During the European Central Bank forum, host Francine Laqua asked Powell, “If you’re speaking out to the American people to try and help them understand how long it will take for, you know, monetary policy to go back to something that resembles normalcy … what would you tell them?

“I would say that we fully understand and appreciate … the pain people are going through dealing with higher inflation, that we have the tools to address that and the resolve to use them, and that we are committed to and will succeed in getting inflation down to two percent,” he responded.

“The process is likely, highly likely to involve some pain, but the worst pain would be from failing to address this high inflation and allowing it to become persistent,” Powell added.

Powell’s comments come as inflation has reached the highest rate in more than 40 years with prices rising 8.6% from May 2021 to May 2022, according to a new report from the Bureau of Labor Statistics.

In order to bring down inflation, the Federal Reserve increased the interest rate by 0.75% earlier this month – the highest increase since 1994 – and warned of additional increases in the interest rate in the future.

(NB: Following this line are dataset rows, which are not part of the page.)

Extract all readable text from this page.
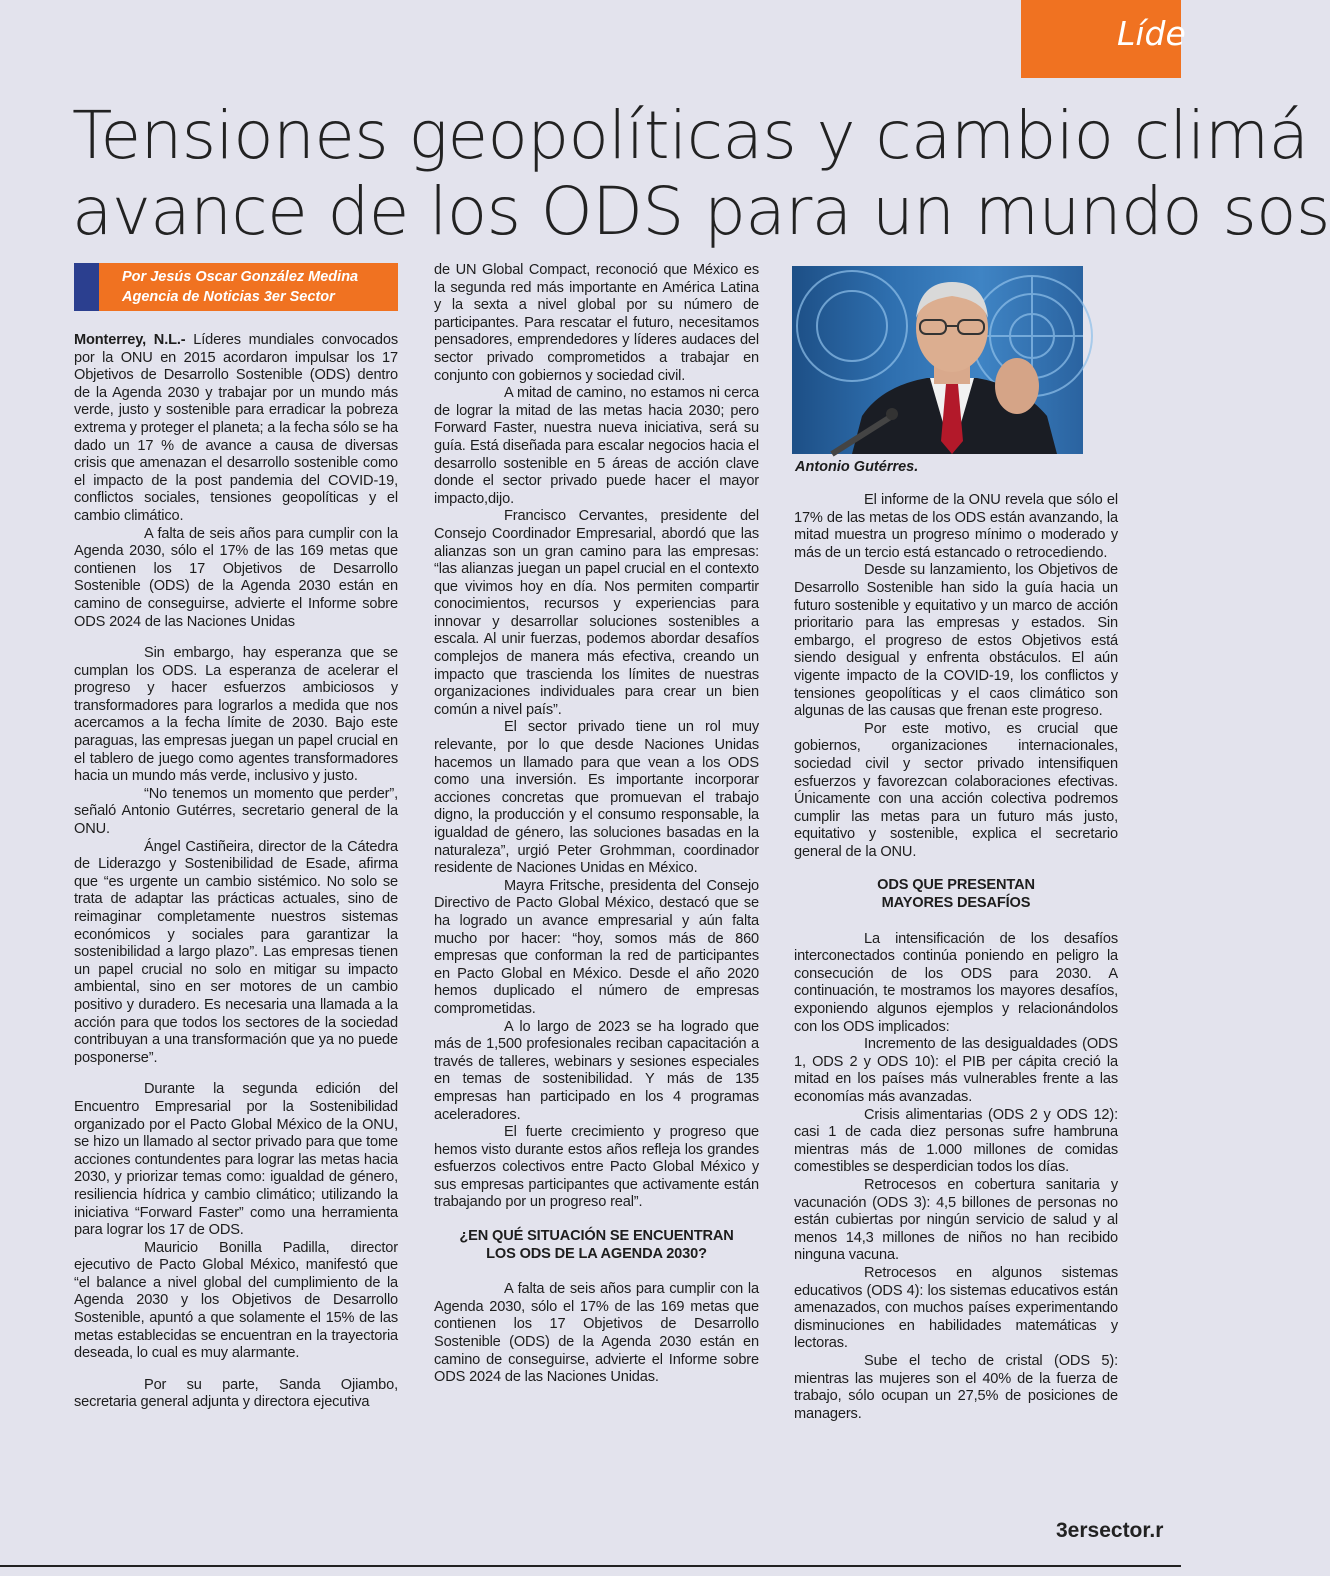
Líde
Tensiones geopolíticas y cambio climá
avance de los ODS para un mundo sos
Por Jesús Oscar González Medina
Agencia de Noticias 3er Sector

Monterrey, N.L.- Líderes mundiales convocados por la ONU en 2015 acordaron impulsar los 17 Objetivos de Desarrollo Sostenible (ODS) dentro de la Agenda 2030 y trabajar por un mundo más verde, justo y sostenible para erradicar la pobreza extrema y proteger el planeta; a la fecha sólo se ha dado un 17 % de avance a causa de diversas crisis que amenazan el desarrollo sostenible como el impacto de la post pandemia del COVID-19, conflictos sociales, tensiones geopolíticas y el cambio climático.

A falta de seis años para cumplir con la Agenda 2030, sólo el 17% de las 169 metas que contienen los 17 Objetivos de Desarrollo Sostenible (ODS) de la Agenda 2030 están en camino de conseguirse, advierte el Informe sobre ODS 2024 de las Naciones Unidas

Sin embargo, hay esperanza que se cumplan los ODS. La esperanza de acelerar el progreso y hacer esfuerzos ambiciosos y transformadores para lograrlos a medida que nos acercamos a la fecha límite de 2030. Bajo este paraguas, las empresas juegan un papel crucial en el tablero de juego como agentes transformadores hacia un mundo más verde, inclusivo y justo.

“No tenemos un momento que perder”, señaló Antonio Gutérres, secretario general de la ONU.

Ángel Castiñeira, director de la Cátedra de Liderazgo y Sostenibilidad de Esade, afirma que “es urgente un cambio sistémico. No solo se trata de adaptar las prácticas actuales, sino de reimaginar completamente nuestros sistemas económicos y sociales para garantizar la sostenibilidad a largo plazo”. Las empresas tienen un papel crucial no solo en mitigar su impacto ambiental, sino en ser motores de un cambio positivo y duradero. Es necesaria una llamada a la acción para que todos los sectores de la sociedad contribuyan a una transformación que ya no puede posponerse”.

Durante la segunda edición del Encuentro Empresarial por la Sostenibilidad organizado por el Pacto Global México de la ONU, se hizo un llamado al sector privado para que tome acciones contundentes para lograr las metas hacia 2030, y priorizar temas como: igualdad de género, resiliencia hídrica y cambio climático; utilizando la iniciativa “Forward Faster” como una herramienta para lograr los 17 de ODS.

Mauricio Bonilla Padilla, director ejecutivo de Pacto Global México, manifestó que “el balance a nivel global del cumplimiento de la Agenda 2030 y los Objetivos de Desarrollo Sostenible, apuntó a que solamente el 15% de las metas establecidas se encuentran en la trayectoria deseada, lo cual es muy alarmante.

Por su parte, Sanda Ojiambo, secretaria general adjunta y directora ejecutiva

de UN Global Compact, reconoció que México es la segunda red más importante en América Latina y la sexta a nivel global por su número de participantes. Para rescatar el futuro, necesitamos pensadores, emprendedores y líderes audaces del sector privado comprometidos a trabajar en conjunto con gobiernos y sociedad civil.

A mitad de camino, no estamos ni cerca de lograr la mitad de las metas hacia 2030; pero Forward Faster, nuestra nueva iniciativa, será su guía. Está diseñada para escalar negocios hacia el desarrollo sostenible en 5 áreas de acción clave donde el sector privado puede hacer el mayor impacto,dijo.

Francisco Cervantes, presidente del Consejo Coordinador Empresarial, abordó que las alianzas son un gran camino para las empresas: “las alianzas juegan un papel crucial en el contexto que vivimos hoy en día. Nos permiten compartir conocimientos, recursos y experiencias para innovar y desarrollar soluciones sostenibles a escala. Al unir fuerzas, podemos abordar desafíos complejos de manera más efectiva, creando un impacto que trascienda los límites de nuestras organizaciones individuales para crear un bien común a nivel país”.

El sector privado tiene un rol muy relevante, por lo que desde Naciones Unidas hacemos un llamado para que vean a los ODS como una inversión. Es importante incorporar acciones concretas que promuevan el trabajo digno, la producción y el consumo responsable, la igualdad de género, las soluciones basadas en la naturaleza”, urgió Peter Grohmman, coordinador residente de Naciones Unidas en México.

Mayra Fritsche, presidenta del Consejo Directivo de Pacto Global México, destacó que se ha logrado un avance empresarial y aún falta mucho por hacer: “hoy, somos más de 860 empresas que conforman la red de participantes en Pacto Global en México. Desde el año 2020 hemos duplicado el número de empresas comprometidas.

A lo largo de 2023 se ha logrado que más de 1,500 profesionales reciban capacitación a través de talleres, webinars y sesiones especiales en temas de sostenibilidad. Y más de 135 empresas han participado en los 4 programas aceleradores.

El fuerte crecimiento y progreso que hemos visto durante estos años refleja los grandes esfuerzos colectivos entre Pacto Global México y sus empresas participantes que activamente están trabajando por un progreso real”.

¿EN QUÉ SITUACIÓN SE ENCUENTRAN
LOS ODS DE LA AGENDA 2030?

A falta de seis años para cumplir con la Agenda 2030, sólo el 17% de las 169 metas que contienen los 17 Objetivos de Desarrollo Sostenible (ODS) de la Agenda 2030 están en camino de conseguirse, advierte el Informe sobre ODS 2024 de las Naciones Unidas.

Antonio Gutérres.

El informe de la ONU revela que sólo el 17% de las metas de los ODS están avanzando, la mitad muestra un progreso mínimo o moderado y más de un tercio está estancado o retrocediendo.

Desde su lanzamiento, los Objetivos de Desarrollo Sostenible han sido la guía hacia un futuro sostenible y equitativo y un marco de acción prioritario para las empresas y estados. Sin embargo, el progreso de estos Objetivos está siendo desigual y enfrenta obstáculos. El aún vigente impacto de la COVID-19, los conflictos y tensiones geopolíticas y el caos climático son algunas de las causas que frenan este progreso.

Por este motivo, es crucial que gobiernos, organizaciones internacionales, sociedad civil y sector privado intensifiquen esfuerzos y favorezcan colaboraciones efectivas. Únicamente con una acción colectiva podremos cumplir las metas para un futuro más justo, equitativo y sostenible, explica el secretario general de la ONU.

ODS QUE PRESENTAN
MAYORES DESAFÍOS

La intensificación de los desafíos interconectados continúa poniendo en peligro la consecución de los ODS para 2030. A continuación, te mostramos los mayores desafíos, exponiendo algunos ejemplos y relacionándolos con los ODS implicados:

Incremento de las desigualdades (ODS 1, ODS 2 y ODS 10): el PIB per cápita creció la mitad en los países más vulnerables frente a las economías más avanzadas.

Crisis alimentarias (ODS 2 y ODS 12): casi 1 de cada diez personas sufre hambruna mientras más de 1.000 millones de comidas comestibles se desperdician todos los días.

Retrocesos en cobertura sanitaria y vacunación (ODS 3): 4,5 billones de personas no están cubiertas por ningún servicio de salud y al menos 14,3 millones de niños no han recibido ninguna vacuna.

Retrocesos en algunos sistemas educativos (ODS 4): los sistemas educativos están amenazados, con muchos países experimentando disminuciones en habilidades matemáticas y lectoras.

Sube el techo de cristal (ODS 5): mientras las mujeres son el 40% de la fuerza de trabajo, sólo ocupan un 27,5% de posiciones de managers.

3ersector.r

“The three-quarter-point hike brings the federal funds rate to between 1.5% and 1.75%. The federal funds rate dictates what it costs for banks to borrow money from each other. And, generally, higher interest rates mean it’s more expensive for consumers to get a mortgage, obtain a loan to buy a vehicle and to carry a balance on a credit card,” NBC News reported. “The expected effect of these changes is that consumers will spend less and the heightened demand for goods — one of the drivers of inflation — will slow down.”